De Beers hit another sales record in 2004, when rough sales through its Diamond Trading Company jumped 3 percent, to hit $5.7 billion.
A statement noted that during 2004, “the DTC raised its rough-diamond prices on three occasions, the cumulative effect of which was that sales by the DTC in 2004 were at prices, on average, 14 percent higher than in 2003.” The first sight of 2005 also saw a 3 percent increase.
Headline earnings for the year were $652 million, 11 percent higher than for 2003.
The statement called 2004 “another good year for the diamond industry.” It said that global diamond-jewelry retail sales rose 6 percent in local currency, and 8 percent in U.S. dollars. It said the United States “reports a solid Christmas season overall, despite concerns over high personal debt levels.”

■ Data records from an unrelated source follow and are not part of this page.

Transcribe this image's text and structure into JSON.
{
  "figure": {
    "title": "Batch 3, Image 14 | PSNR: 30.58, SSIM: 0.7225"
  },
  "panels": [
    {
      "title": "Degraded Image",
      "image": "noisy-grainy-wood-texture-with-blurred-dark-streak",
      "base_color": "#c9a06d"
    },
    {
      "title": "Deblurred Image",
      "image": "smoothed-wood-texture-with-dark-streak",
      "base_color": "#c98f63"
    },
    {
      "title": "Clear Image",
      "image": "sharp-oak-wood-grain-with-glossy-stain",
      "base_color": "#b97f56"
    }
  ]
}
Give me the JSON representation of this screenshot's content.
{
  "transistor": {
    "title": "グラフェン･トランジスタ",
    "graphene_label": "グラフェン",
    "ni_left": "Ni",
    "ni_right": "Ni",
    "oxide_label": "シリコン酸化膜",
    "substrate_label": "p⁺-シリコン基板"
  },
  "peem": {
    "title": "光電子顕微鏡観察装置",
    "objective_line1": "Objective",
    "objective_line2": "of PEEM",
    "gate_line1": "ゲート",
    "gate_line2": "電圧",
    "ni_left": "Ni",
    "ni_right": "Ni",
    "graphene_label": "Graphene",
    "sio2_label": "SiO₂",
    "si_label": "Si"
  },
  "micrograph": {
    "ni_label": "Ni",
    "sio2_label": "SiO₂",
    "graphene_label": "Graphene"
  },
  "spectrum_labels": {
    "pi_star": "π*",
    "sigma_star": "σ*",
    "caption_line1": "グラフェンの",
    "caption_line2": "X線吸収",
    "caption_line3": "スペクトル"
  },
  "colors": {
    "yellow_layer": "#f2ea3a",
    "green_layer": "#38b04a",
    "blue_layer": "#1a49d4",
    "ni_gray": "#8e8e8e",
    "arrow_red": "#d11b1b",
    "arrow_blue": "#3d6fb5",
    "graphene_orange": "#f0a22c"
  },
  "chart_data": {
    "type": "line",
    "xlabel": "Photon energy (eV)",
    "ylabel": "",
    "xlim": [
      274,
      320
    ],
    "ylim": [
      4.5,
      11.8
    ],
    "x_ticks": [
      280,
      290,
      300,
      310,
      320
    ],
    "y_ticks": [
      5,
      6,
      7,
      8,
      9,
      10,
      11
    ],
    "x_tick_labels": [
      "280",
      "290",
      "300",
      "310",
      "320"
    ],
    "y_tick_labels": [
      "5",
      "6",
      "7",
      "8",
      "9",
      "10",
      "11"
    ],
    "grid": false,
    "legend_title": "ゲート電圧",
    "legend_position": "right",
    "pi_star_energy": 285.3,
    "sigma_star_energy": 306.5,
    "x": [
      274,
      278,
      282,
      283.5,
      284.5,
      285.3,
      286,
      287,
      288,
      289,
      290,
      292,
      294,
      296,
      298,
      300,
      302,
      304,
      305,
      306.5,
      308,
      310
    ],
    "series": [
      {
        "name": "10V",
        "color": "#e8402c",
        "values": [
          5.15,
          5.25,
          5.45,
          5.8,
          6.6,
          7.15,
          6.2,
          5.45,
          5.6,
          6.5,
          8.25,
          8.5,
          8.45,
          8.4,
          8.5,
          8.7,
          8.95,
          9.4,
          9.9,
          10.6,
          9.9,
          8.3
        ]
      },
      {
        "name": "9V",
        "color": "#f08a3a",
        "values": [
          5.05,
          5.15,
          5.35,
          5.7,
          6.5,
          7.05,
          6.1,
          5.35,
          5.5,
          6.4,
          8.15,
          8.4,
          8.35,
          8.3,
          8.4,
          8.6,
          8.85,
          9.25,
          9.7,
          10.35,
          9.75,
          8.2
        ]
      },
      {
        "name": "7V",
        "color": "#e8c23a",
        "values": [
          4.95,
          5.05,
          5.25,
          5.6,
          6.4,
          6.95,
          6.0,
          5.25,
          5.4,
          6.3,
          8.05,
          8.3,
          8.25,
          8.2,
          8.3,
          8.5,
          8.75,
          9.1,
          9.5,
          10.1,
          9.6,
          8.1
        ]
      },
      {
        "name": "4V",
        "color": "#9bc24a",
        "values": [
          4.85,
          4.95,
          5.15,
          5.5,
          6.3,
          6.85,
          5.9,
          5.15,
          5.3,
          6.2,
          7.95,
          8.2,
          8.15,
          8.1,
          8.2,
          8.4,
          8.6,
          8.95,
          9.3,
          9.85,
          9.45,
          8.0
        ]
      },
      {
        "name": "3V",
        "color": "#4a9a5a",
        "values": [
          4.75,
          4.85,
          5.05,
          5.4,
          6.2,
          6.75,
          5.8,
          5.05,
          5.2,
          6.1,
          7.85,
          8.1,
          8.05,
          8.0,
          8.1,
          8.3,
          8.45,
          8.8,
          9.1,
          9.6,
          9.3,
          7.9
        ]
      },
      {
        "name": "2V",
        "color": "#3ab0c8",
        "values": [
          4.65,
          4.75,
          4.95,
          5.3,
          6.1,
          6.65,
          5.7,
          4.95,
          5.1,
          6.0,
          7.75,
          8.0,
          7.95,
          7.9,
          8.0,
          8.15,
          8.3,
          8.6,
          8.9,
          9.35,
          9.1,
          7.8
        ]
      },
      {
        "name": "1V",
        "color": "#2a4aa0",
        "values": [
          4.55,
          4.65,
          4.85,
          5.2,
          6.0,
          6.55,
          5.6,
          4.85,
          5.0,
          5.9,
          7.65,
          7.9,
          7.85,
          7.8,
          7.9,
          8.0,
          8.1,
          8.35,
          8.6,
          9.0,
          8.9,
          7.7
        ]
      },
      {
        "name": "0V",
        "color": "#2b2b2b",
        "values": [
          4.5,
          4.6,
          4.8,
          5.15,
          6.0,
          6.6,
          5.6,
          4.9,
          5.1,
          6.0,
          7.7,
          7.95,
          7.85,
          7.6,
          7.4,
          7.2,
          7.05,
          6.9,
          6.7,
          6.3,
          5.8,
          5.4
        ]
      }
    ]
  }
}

Executives credited the company’s Supplier of Choice strategy for the rise in both De Beers’ and overall sales. “We have seen a proliferation of brands, we have seen marketing through efficient channels, and both of these have contributed to the performance,” said Nicky Oppenheimer, company chairman, in a conference call following release of the results.
Managing director Gary Ralfe added the results “give us great confidence that under Supplier of Choice we now have the right suite of strategies to be driving demand downstream.”
The statement included a few cautionary notes, stating that “levels of polished stocks in the cutting centers declined but cutting-center bank debt continued to climb in line with the increase in the volume of trade. However, the lending banks seem reasonably comfortable with the ability of the trade to finance the higher level of debt.”
It also noted that “2005 is likely to be a more challenging year for the diamond industry. However, with the transformation of the industry that has taken place over the last few years, there is now growing evidence that diamonds are competing favorably with other luxury products.”